Oh, and you probably want to know about…
AT&T Announced 41 Million US HBO Subscribers and 17 million activations
This is probably the strongest candidate to be the story of the week besides NBC Universal/Peacock’s big double story drop. AT&T announced that HBO Max is up to between 17.1 and 41 million subscribers in the US. Why between? Because it depends how you count, as I explained in my most popular series of 2020 “Who Has the Most US Subscribers?” Frankly, if you just count people paying HBO for the privilege of subscribing–a very rational way to do it!–you take the higher number. If you want to focus exclusively on over-the-top delivery–while not my preferred method, this isn’t irrational either!–then you look at “activations” or folks who have used the HBO Max application.
Either way, Wonder Woman 1984/Roku/Fire TV partnerships/Christmas holidays have worked to grow both numbers in the US. If you take the higher number, then they’re roughly 62% of Netflix’s US user base. If you take the lower, they’re at 26%. If they can sustain these numbers, growing the activation total, they’ll join Disney with a seat at the “viable streaming business” table by the end of the year.
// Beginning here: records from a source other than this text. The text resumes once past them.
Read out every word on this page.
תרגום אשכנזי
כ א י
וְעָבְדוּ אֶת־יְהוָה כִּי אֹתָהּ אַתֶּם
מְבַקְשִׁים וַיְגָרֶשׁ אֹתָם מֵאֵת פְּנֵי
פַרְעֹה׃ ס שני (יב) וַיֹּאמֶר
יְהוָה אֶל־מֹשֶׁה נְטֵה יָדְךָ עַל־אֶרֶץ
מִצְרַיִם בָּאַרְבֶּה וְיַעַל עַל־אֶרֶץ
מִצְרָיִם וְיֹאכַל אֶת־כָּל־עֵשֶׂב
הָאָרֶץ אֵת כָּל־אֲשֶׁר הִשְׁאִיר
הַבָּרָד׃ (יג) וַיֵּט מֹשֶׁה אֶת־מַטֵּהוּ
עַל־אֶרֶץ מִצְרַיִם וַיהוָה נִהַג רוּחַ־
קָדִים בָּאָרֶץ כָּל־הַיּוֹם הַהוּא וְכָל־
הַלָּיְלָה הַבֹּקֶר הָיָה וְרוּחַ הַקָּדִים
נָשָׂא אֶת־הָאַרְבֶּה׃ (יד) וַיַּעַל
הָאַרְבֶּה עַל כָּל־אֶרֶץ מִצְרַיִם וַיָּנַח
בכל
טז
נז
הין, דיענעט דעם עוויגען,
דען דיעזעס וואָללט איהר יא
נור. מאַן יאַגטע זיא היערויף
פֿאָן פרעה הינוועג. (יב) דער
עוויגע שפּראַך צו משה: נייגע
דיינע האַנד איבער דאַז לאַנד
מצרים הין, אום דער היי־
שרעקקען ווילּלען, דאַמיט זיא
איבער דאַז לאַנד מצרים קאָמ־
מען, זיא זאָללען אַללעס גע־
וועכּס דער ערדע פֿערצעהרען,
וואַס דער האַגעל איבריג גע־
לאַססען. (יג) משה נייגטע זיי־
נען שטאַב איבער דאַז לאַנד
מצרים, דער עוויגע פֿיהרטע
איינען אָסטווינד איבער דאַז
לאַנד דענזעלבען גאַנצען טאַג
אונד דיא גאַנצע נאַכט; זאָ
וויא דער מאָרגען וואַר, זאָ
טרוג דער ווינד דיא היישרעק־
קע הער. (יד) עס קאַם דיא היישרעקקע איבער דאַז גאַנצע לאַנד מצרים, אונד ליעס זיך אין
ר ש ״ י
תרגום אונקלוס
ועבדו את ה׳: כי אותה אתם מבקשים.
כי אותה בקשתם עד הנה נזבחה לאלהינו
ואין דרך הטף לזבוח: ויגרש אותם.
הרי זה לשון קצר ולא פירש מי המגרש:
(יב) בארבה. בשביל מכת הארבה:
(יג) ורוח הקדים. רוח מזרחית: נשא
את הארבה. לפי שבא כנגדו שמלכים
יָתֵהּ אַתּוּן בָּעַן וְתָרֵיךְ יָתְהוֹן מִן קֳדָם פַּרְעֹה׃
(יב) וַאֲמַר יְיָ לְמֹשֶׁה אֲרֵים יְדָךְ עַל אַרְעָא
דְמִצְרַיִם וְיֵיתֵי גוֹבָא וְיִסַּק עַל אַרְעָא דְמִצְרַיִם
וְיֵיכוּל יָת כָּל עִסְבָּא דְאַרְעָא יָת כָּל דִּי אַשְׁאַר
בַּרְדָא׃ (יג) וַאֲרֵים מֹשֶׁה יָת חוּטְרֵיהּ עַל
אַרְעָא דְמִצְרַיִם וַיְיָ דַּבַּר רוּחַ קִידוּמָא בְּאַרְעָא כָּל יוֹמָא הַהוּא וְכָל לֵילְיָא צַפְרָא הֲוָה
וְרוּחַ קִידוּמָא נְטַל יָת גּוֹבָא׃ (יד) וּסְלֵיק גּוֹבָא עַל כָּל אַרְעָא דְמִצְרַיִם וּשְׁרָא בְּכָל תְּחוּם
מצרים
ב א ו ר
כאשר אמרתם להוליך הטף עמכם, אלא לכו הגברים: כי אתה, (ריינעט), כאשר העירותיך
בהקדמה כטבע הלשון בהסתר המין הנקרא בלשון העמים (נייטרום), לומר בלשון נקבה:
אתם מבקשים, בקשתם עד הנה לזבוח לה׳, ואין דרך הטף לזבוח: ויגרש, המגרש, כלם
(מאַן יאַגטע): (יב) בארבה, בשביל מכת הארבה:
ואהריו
Sling TV is Raising Prices
Another virtual MVPD is raising prices to survive, which is as commonplace as it is unsurprising in today’s day and age. The fact is, especially when thinking about the TV habit which I described on Friday, most folks loved the old cable bundle. Sure, there were hundreds of channels, and no one watched them all. But folks actually browsed and watched more of those channels than they realized. The problem was the prices driven by cable’s local monopolies. To replicate a bundle, frankly, is expensive.
M&A Updates – Twitter is Entering the Newsletter Business
Twitter is expanding their business into newsletters by buying Revue, a rival to Substacks’s newsletter platform. I love this acquisition for Twitter, who has really struggled to monetize as effectively as Google or Facebook via ads. Thus, subscriptions seem the way to go and newsletters offer a middle position between paywalls for access to Twitter accounts and the completely ad-supported version. It will be fascinating to watch this integration. (Hat tip to Andrew Freedman’s write up for informing this take.)
Entertainment Strategy Guy Update
Netflix Isn’t a Part of Chromecast’s Browsing
One of the apparent innovations of Google’s new Chromecast/Google TV was that Netflix shows were, for the first time, included in the homepage browsing. This would have indeed been a big deal, since most streamers are very hesitant to allow the devices/operating systems control the user experience. (Read why here.) Indeed, Netflix has been the most restrictive to date. Which was why I was skeptical they would join this effort, which undercuts their entire competitive advantage.
Sure enough, I saw a headline over the last week that Netflix has been quietly removed from Google TV’s homepage. (Though the author of this headline fails to understand why Netflix would make this move.) Netflix did this because their goal is to be “the TV habit“. That means forcing users out of Google’s operating system and onto their application. Hence this move.
Disneyland is Trying Win Back Annual Passholders
As expected, Disney got a lot of blowback from annual passholder for cancelling the program, so Disney released a new program with some benefits for “legacy passholders”. Former passholders are still upset, as this article describes well, but frankly the article also explains why Disney made this move: demand to go back to Disneyland is higher than the Matterhorn. PR-wise this move would always have hurt Disney, but they made the right decision.